Op 1 december 1918 viel het Rode Leger Letland binnen, en op 17 december 1918 werd in Valka de Letse Socialistische Sovjetrepubliek (LSSR) uitgeroepen. De Letse Schutters speelden hierbij een belangrijke rol. In januari 1919 werden de Duitsers uit Riga verdreven. De republikeinse regering verliet Riga en vluchtte naar Liepāja, waar ze een ongemakkelijk verbond sloot met de Duitsers.
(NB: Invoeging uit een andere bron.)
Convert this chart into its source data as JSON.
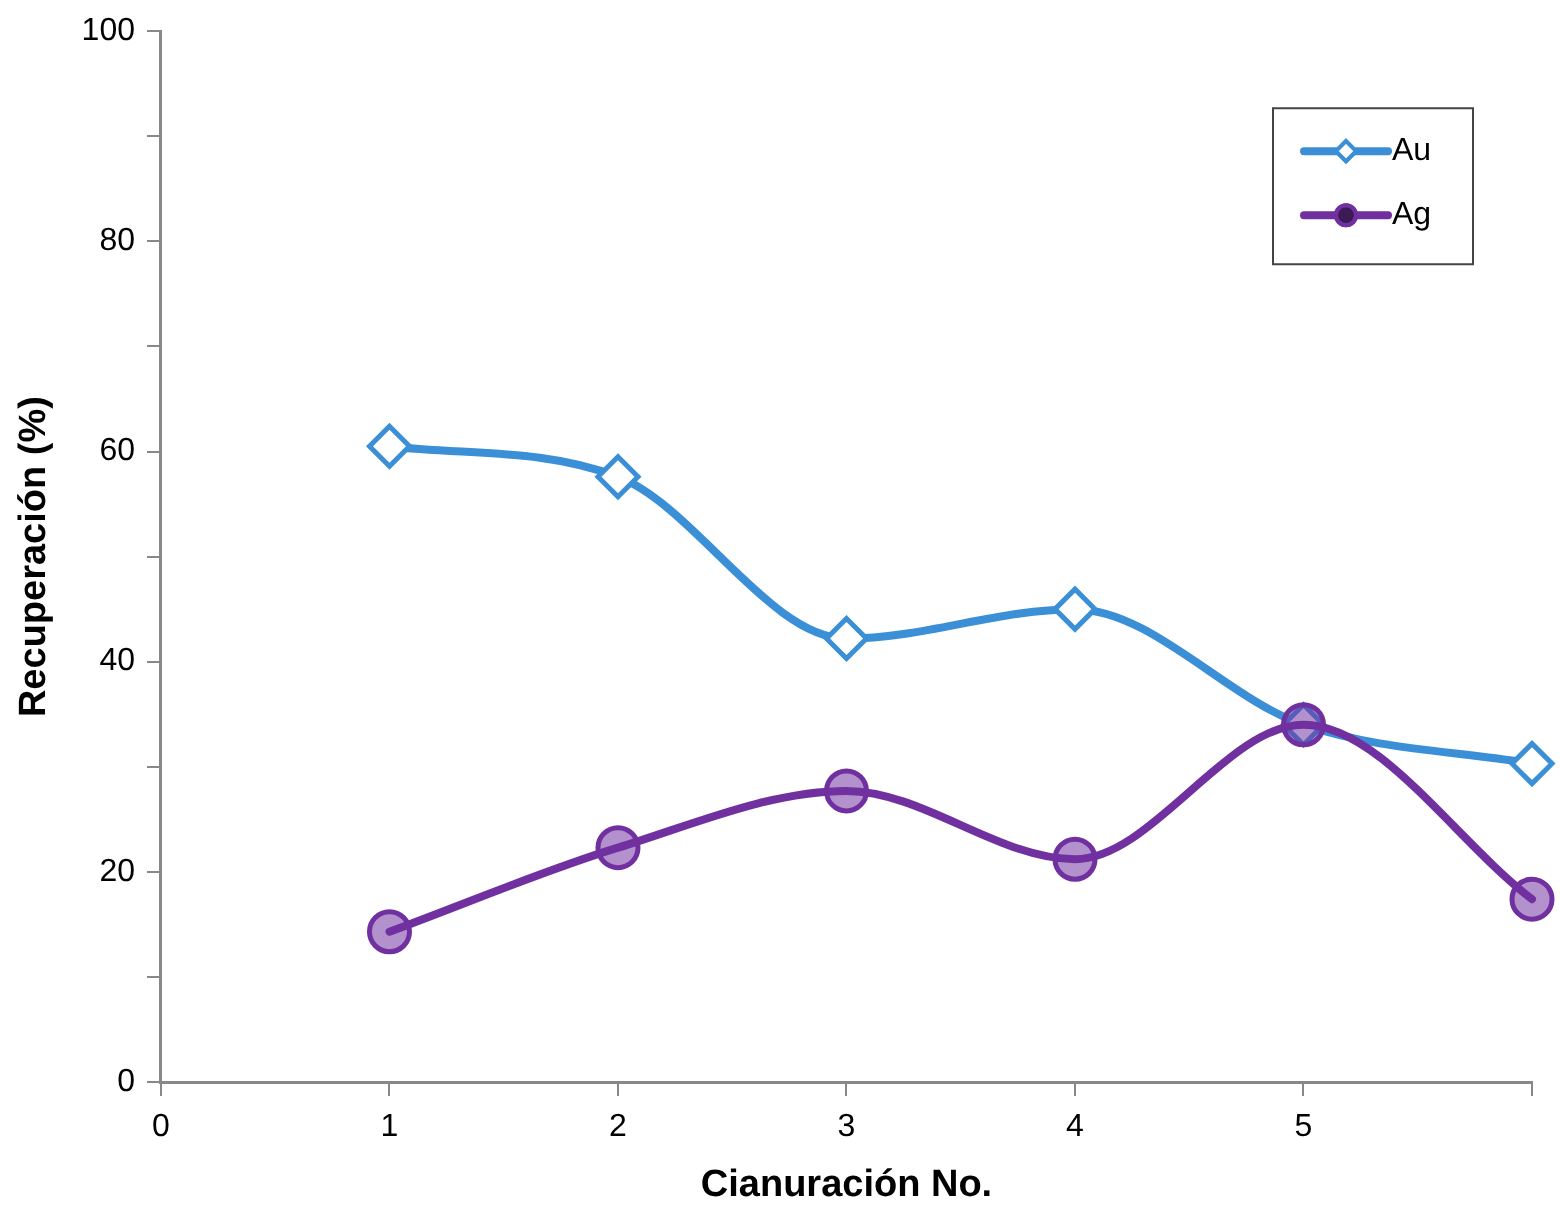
{
  "chart_data": {
    "type": "line",
    "xlabel": "Cianuración No.",
    "ylabel": "Recuperación (%)",
    "x": [
      1,
      2,
      3,
      4,
      5,
      6
    ],
    "series": [
      {
        "name": "Au",
        "color": "#3b8fd6",
        "marker": "diamond",
        "values": [
          60.5,
          57.6,
          42.2,
          45.0,
          34.0,
          30.3
        ]
      },
      {
        "name": "Ag",
        "color": "#7030a0",
        "marker": "circle",
        "values": [
          14.3,
          22.3,
          27.7,
          21.2,
          34.0,
          17.4
        ]
      }
    ],
    "xlim": [
      0,
      6
    ],
    "xticks": [
      0,
      1,
      2,
      3,
      4,
      5,
      {
        "value": 6,
        "label": null
      }
    ],
    "ylim": [
      0,
      100
    ],
    "yticks": [
      0,
      {
        "value": 10,
        "label": null
      },
      20,
      {
        "value": 30,
        "label": null
      },
      40,
      {
        "value": 50,
        "label": null
      },
      60,
      {
        "value": 70,
        "label": null
      },
      80,
      {
        "value": 90,
        "label": null
      },
      100
    ],
    "grid": false,
    "legend": "top right"
  }
}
De LSSR begon meteen met de klassenstrijd, 3632 "contrarevolutionairen" werden gefusilleerd, de productiemiddelen werden onteigend en een hongersnood brak uit. Als gevolg van de afnemende populariteit van de bolsjewistische ideeën bij zowel de Schutters zelf als bij de Letten in het algemeen, leden de Letse Schutters een grote afname in manschappen. De meesten werden daarom overgeplaatst naar andere fronten van de Russische Burgeroorlog. De resterende troepen van het Rode Leger in Letland werden verslagen door de Baltisch-Duitse Baltische Landeswehr en de nieuw gevormde eenheden van de Republiek Letland, met hulp van de legers van Estland en Polen.
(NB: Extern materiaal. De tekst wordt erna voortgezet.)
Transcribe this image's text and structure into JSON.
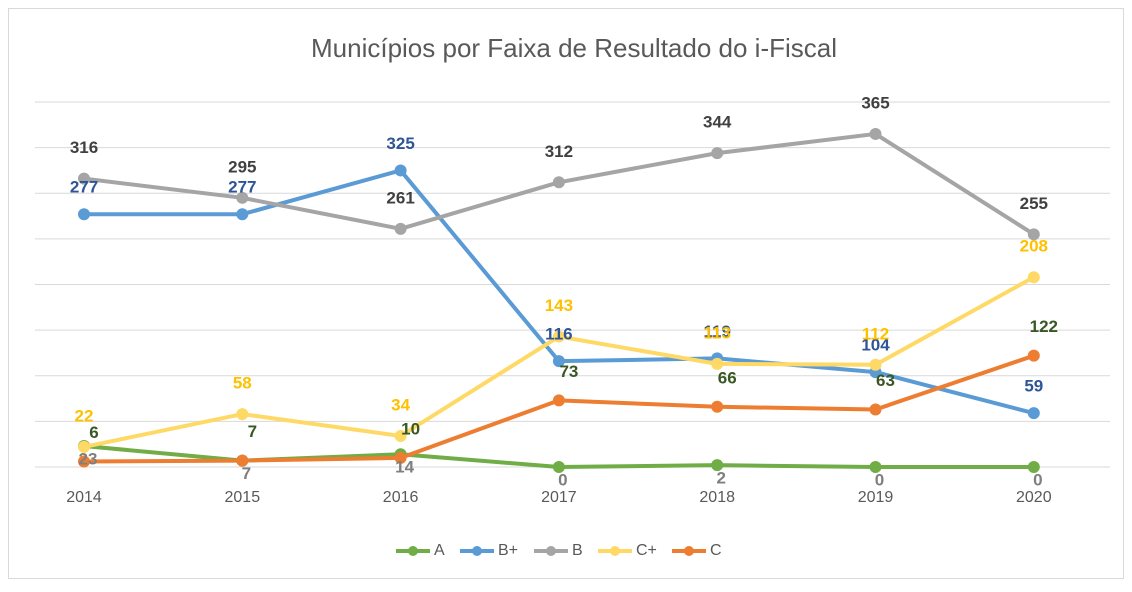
{
  "chart_data": {
    "type": "line",
    "title": "Municípios por Faixa de Resultado do i-Fiscal",
    "categories": [
      "2014",
      "2015",
      "2016",
      "2017",
      "2018",
      "2019",
      "2020"
    ],
    "ylim": [
      0,
      400
    ],
    "yticks": [
      0,
      50,
      100,
      150,
      200,
      250,
      300,
      350,
      400
    ],
    "grid": true,
    "legend": "bottom",
    "series": [
      {
        "name": "A",
        "color": "#70ad47",
        "label_color": "#7f7f7f",
        "values": [
          23,
          7,
          14,
          0,
          2,
          0,
          0
        ]
      },
      {
        "name": "B+",
        "color": "#5b9bd5",
        "label_color": "#2f5597",
        "values": [
          277,
          277,
          325,
          116,
          119,
          104,
          59
        ]
      },
      {
        "name": "B",
        "color": "#a5a5a5",
        "label_color": "#404040",
        "values": [
          316,
          295,
          261,
          312,
          344,
          365,
          255
        ]
      },
      {
        "name": "C+",
        "color": "#ffd966",
        "label_color": "#ffc000",
        "values": [
          22,
          58,
          34,
          143,
          113,
          112,
          208
        ]
      },
      {
        "name": "C",
        "color": "#ed7d31",
        "label_color": "#385723",
        "values": [
          6,
          7,
          10,
          73,
          66,
          63,
          122
        ]
      }
    ]
  }
}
Na de Vrede van Riga tussen Letland en Russische SFSR in 1920 keerde een groot aantal voormalige schutters terug naar Letland. Andere voormalige schutters bleven in Sovjet-Rusland en bereikten deels leidinggevende posities in het Rode Leger, de Communistische Partij van de Sovjet-Unie, en de Tsjeka. Later, tijdens de Grote Zuivering toen vele "oude garde" bolsjewieken, hooggeplaatste militairen en leden van de geheime dienst door Stalin als potentiële rivalen of verraders werden vervolgd, werden velen van hen geëxecuteerd of gevangengezet. Toen de Sovjet-Unie in 1940 Letland bezette, keerden veel van de overlevende schutters terug naar Letland.